Anarkia en Andalusia: Greil Marcus, Spanish Punk, and Me
“I think I wrote that punk produced better art than all the avant-garde movements before it. And I meant that.”
So said Greil Marcus, the great rock writer, during his long, introspective, and illuminating interview with Simon Reynolds, which the Los Angeles Review of Books has been posting in mesmerizing segments. In the latest section, part 3 of 4, Marcus discussed Lipstick Traces, his groundbreaking book subtitled A Secret History of the Twentieth Century--in which, as he puts it, “I spent five hundred fucking pages trying to make this case, that the Sex Pistols had an entire tradition — an unspoken, unheard, invisible tradition — behind them. They were the avant-garde taking its revenge on the 20th century, and saying, ‘Now, you’re going to have to listen to us whether you like it or not.’” He got there by way of Dada and the Situationists, and Malcolm McLaren and Johnny Rotten, and the medieval heretics and the Brethren of the Free Spirit—to name but a few.
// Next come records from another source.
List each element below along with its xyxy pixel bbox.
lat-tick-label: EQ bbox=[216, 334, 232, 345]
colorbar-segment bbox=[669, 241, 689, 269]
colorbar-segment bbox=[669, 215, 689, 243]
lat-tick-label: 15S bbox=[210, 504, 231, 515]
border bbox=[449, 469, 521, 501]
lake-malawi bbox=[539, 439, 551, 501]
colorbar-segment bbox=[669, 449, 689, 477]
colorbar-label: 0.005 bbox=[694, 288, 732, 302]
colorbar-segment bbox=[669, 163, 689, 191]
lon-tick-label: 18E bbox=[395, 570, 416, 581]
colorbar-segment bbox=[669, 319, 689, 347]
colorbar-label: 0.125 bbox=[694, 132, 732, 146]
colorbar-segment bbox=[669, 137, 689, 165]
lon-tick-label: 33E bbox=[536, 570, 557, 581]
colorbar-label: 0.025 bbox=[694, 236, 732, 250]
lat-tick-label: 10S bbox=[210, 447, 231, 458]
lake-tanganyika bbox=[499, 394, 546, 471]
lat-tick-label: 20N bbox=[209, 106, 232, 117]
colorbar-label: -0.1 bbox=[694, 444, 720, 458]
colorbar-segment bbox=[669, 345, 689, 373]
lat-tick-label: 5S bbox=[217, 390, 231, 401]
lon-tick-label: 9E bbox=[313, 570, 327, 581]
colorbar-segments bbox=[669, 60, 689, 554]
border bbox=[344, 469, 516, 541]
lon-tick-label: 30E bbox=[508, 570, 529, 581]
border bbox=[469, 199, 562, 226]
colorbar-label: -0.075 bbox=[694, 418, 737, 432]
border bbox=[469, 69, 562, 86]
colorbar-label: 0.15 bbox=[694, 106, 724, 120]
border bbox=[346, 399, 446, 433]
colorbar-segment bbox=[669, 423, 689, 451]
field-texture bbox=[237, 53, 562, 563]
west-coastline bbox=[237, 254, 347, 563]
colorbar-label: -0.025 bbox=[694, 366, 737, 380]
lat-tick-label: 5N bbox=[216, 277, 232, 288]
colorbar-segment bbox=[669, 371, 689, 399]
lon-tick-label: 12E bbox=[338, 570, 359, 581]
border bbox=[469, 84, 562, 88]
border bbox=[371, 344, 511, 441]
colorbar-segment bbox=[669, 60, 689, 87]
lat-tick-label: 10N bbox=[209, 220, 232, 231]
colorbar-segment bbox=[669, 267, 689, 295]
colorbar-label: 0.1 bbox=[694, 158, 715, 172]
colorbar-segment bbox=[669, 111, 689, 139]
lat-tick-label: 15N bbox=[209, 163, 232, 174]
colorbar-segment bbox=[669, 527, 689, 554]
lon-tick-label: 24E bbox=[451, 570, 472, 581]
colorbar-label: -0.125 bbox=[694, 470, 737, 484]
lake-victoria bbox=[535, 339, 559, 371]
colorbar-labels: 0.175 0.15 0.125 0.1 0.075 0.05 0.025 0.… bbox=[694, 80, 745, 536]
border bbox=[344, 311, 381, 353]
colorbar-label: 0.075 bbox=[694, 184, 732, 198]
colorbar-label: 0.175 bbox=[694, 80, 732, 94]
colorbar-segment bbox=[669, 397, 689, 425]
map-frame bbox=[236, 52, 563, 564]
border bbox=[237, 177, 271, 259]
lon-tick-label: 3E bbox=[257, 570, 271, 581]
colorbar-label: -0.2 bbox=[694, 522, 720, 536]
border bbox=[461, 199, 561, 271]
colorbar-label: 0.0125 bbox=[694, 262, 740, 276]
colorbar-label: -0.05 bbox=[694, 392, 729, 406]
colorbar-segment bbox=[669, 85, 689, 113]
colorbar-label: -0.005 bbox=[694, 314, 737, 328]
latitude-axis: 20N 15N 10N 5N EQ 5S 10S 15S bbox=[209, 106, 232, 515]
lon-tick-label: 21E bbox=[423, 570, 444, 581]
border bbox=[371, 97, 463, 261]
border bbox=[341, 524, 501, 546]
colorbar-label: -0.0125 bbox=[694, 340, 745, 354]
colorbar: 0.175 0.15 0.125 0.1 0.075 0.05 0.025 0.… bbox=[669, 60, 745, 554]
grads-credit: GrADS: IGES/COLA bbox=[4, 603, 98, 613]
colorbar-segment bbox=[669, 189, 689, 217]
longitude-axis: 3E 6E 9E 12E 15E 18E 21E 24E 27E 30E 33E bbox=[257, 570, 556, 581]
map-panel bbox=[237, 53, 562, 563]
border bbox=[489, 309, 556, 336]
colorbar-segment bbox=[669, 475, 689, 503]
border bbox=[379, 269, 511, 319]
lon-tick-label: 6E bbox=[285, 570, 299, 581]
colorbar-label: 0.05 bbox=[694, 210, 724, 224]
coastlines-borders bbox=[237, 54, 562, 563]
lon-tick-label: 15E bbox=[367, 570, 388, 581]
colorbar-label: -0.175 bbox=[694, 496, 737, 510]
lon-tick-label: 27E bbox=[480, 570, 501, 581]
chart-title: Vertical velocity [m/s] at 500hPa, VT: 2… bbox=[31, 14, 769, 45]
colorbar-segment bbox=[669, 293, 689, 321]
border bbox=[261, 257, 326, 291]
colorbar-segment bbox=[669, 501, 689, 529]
I had met Marcus while I was fact-checking his articles at Artforum; though he was victim of one of my most famous typos—the “Butthole Surgers“—he hired me anyway to photo edit Lipstick Traces. And when I told him about the punks I was meeting in Priego de Córdoba, the Andalusian town I frequented in the ‘mid-80s, he helped me land an assignment from the Village Voice. The LA Review has just republished my 1988 piece on its blog.
For me, it was a chance at my first big story. For Marcus, as he explains to Reynolds, the story illustrates one of the great truths about punk: “it’s never revived, it’s rediscovered.”
As he describes it, “These kids come up to her and say, ‘We’re punkys, we have these Sex Pistols records, but we don’t know what they mean… Could you translate them for us?’ So she writes all the lyrics to the songs out in Spanish… Now they start singing the songs in Spanish on the street, but they also start hearing the songs in a way they never could before, with all of the rage and the dynamics and exploding walls in the songs intact, but with the slogans and the signposts too. They begin to delve into the history of their own town and discover forgotten anarchist traditions. They discover how the anarchist movement was repressed during the Spanish Civil War. They begin to realize that they are part of a historical continuum. There has been a conspiracy of silence to deprive them of knowledge of their own real legacy. And then they go off and live their lives, with a sense of resentment and deprivation and anger that they didn’t have before. That’s the punk story. And that was not a revival; that was a rediscovery.”
I was delighted to see my old article get new legs. Even now, some of those lyrics still resonate in my head, especially Kortatu’s chant, “La Cultura— es Tortura.” Who doesn’t feel that way sometimes?